I have always had a middling sense of smell. It has never been the primary way in which I’ve navigated the world, and it has only played a modest role in my affective and aesthetic experiences. I also don’t really have an especially sophisticated vocabulary for scents, excepting some wine tasting notes I picked up from a friend a few years ago when I was going through a biodynamic wine phase: mineral, tarry, barnyard.

At some point this summer, I started to notice the smell of people on the metro more: not just what I normally perceived to be body odour, but new earthy undertones, and occasionally throat-chokingly rancid stenches that felt like they were being excreted directly and revoltingly into my brain. I threw out more than normal amounts of food I was convinced had gone bad. I ate some peaches of astonishing sweetness. I decided that a couple of perfumes I wear occasionally were kind of boring, actually: too-powdery and lacking depth, although I initially chalked that up to my own frustration at not smelling more androgynous. I found a whole world of lower registers that I had heretofore been almost completely oblivious to. Most thrillingly, I’ve been out in the woods and overwhelmed by a whole new sensorium: the profusion of decaying plant matter, aromatic roots, and stickily fragrant pollens made the entire experience fit together differently, and I was gripped with a pagan fervor for the church of nature.

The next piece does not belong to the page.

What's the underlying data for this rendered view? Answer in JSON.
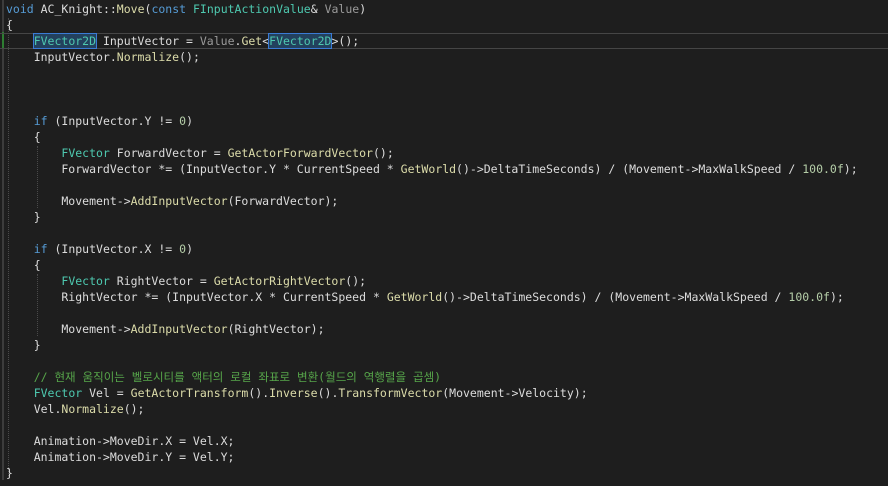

This whole process has been interesting to me, not only because of my general fascination with aesthetics and the pursuit of new sensory experience; but also because of its neglect: culturally, languages for scent are mostly vague or specialized for a more technical audience (e.g. perfume makers), and smell has been broadly ignored in philosophy of mind and phenomenology. I feel deeply fortunate to have this kind of new experience as an adult (or at least, have my attention drawn to it in ways that were impossible before) and be able to consciously go through the process of grasping and mastering a new sense, coherently integrating it into my experience of the world. But what else is there for me to do with it? Rewatch Perfume: The Story of a Murderer and nod sagely at the screen? Get really into wine tasting? Finally read Proust?